Additional columns for hl_method = "tobit":

lambda.z.n.points_blq

number of BLQ points included in the fit

tobit_residual

estimated residual standard deviation from the Tobit fit (on the log-concentration scale)

adj_tobit_residual

adjusted Tobit residual (analogous to adjusted r-squared; penalizes smaller windows)

Details

See the "Half-Life Calculation" and "Half-Life Calculation with Tobit Regression" vignettes for more details on the calculation methods.

If manually.selected.points is FALSE (default), the half-life is calculated by computing the best fit line for all points at or after tmax (based on the value of allow.tmax.in.half.life).

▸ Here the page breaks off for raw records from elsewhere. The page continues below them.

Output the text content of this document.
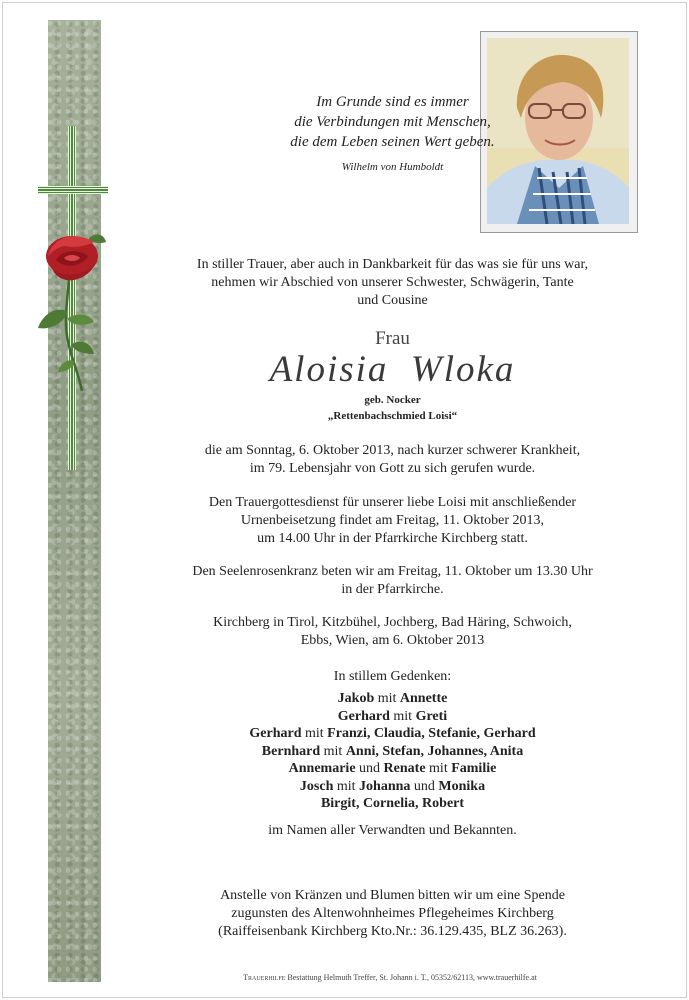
Im Grunde sind es immer
die Verbindungen mit Menschen,
die dem Leben seinen Wert geben.
Wilhelm von Humboldt
In stiller Trauer, aber auch in Dankbarkeit für das was sie für uns war,
nehmen wir Abschied von unserer Schwester, Schwägerin, Tante
und Cousine
Frau
Aloisia  Wloka
geb. Nocker
„Rettenbachschmied Loisi“
die am Sonntag, 6. Oktober 2013, nach kurzer schwerer Krankheit,
im 79. Lebensjahr von Gott zu sich gerufen wurde.
Den Trauergottesdienst für unserer liebe Loisi mit anschließender
Urnenbeisetzung findet am Freitag, 11. Oktober 2013,
um 14.00 Uhr in der Pfarrkirche Kirchberg statt.
Den Seelenrosenkranz beten wir am Freitag, 11. Oktober um 13.30 Uhr
in der Pfarrkirche.
Kirchberg in Tirol, Kitzbühel, Jochberg, Bad Häring, Schwoich,
Ebbs, Wien, am 6. Oktober 2013
In stillem Gedenken:
Jakob mit Annette
Gerhard mit Greti
Gerhard mit Franzi, Claudia, Stefanie, Gerhard
Bernhard mit Anni, Stefan, Johannes, Anita
Annemarie und Renate mit Familie
Josch mit Johanna und Monika
Birgit, Cornelia, Robert
im Namen aller Verwandten und Bekannten.
Anstelle von Kränzen und Blumen bitten wir um eine Spende
zugunsten des Altenwohnheimes Pflegeheimes Kirchberg
(Raiffeisenbank Kirchberg Kto.Nr.: 36.129.435, BLZ 36.263).
Trauerhilfe Bestattung Helmuth Treffer, St. Johann i. T., 05352/62113, www.trauerhilfe.at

For hl_method = "log-linear", the best half-life is chosen by the following rules in order:

  • At least min.hl.points points included

  • A lambda.z > 0 and at the same time the best adjusted r-squared (within adj.r.squared.factor)

  • The one with the most points included

For hl_method = "tobit", BLQ observations are retained and treated as left-censored. The best window is the one minimizing tobit_residual * n ^ tobit_n_points_penalty (default: raw tobit_residual) among windows with lambda.z > 0 and at least min.hl.points above-LLOQ points. On ties the largest window (most total points) is preferred.

If manually.selected.points is TRUE, the conc and time data are used as-is without any form of point selection. When TRUE, adj.r.squared.factor, min.hl.points, and allow.tmax.in.half.life are ignored.

References

Gabrielsson J, Weiner D. "Section 2.8.4 Strategies for estimation of lambda-z." Pharmacokinetic & Pharmacodynamic Data Analysis: Concepts and Applications, 4th Edition. Stockholm, Sweden: Swedish Pharmaceutical Press, 2000. 167-9.